The first piece of advice is to engage in face-to-face interaction. Lapowsky observes: "No matter how small the internet has made the world, experts still recommend in-person networking as the No. 1 way to recruit talent."
She recommends researching local industry groups and associations, and quotes Martin Zwilling, founder and CEO of consulting group Startup Professionals, who says: "Every type of business has their own meetings. You'll find people who know your business and are looking for opportunities."
Lapowsky insists that even if you fail to find suitable employees at these industry gatherings, you can still establish contacts who "understand your needs and will put you in touch with other people they know".
Using the Internet is another tip, but you have to do this wisely and efficiently. Lapowsky assures entrepreneurs that "in the era of social networking, there are tons of sites dedicated to matching qualified applicants with the right employers".
She adds: "Make sure, when you register for these sites, that your profile reflects the spirit of your company. That goes for your Facebook presence, too. If your business is casual and fun, you'll need people who are attracted to that type of environment, and your time will be best spent if you find these people from the very beginning."

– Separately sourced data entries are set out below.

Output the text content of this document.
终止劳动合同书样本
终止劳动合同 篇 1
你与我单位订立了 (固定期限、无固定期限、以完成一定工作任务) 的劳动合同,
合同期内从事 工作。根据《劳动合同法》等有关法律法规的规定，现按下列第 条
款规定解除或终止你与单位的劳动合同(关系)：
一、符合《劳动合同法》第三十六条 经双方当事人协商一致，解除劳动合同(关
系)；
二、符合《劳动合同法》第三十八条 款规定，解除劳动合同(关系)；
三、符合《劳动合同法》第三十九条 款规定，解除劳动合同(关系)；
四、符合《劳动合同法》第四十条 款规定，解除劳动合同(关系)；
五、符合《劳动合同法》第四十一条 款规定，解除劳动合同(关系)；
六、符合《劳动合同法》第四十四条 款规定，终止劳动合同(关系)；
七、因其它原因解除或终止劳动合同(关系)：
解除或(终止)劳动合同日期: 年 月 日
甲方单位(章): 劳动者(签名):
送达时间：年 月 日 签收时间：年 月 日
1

Lapowsky counsels Rich Sloan, co-founder of StartupNation, for some tips on what to look for in candidates. He says: "There are certain kinds of people who thrive in an environment with the risk profile and anarchy of a start-up. Start-ups demand great working relationships. There can be no issues."
Zwilling, meanwhile, recommends singling out those who are "attracted to the promise of a big win".
When it comes to offering the right candidate the job, a start-up business might be limited and unable to compete with the benefits and perks a large corporation can promise. However, you can offer "the promise of purpose and independence".
Sloan says: "People get involved in a start-up for three reasons. One, they like creating, being part of something new. Two, they want to participate in the upside. Three, they want to live a meaningful life, and the closer you are to the success or failure of a business, the more meaning and purpose you feel."
Finally, Lapowsky urges start-up owners to maintain recruiting momentum even when all current positions have been filled, because there are bound to be openings eventually.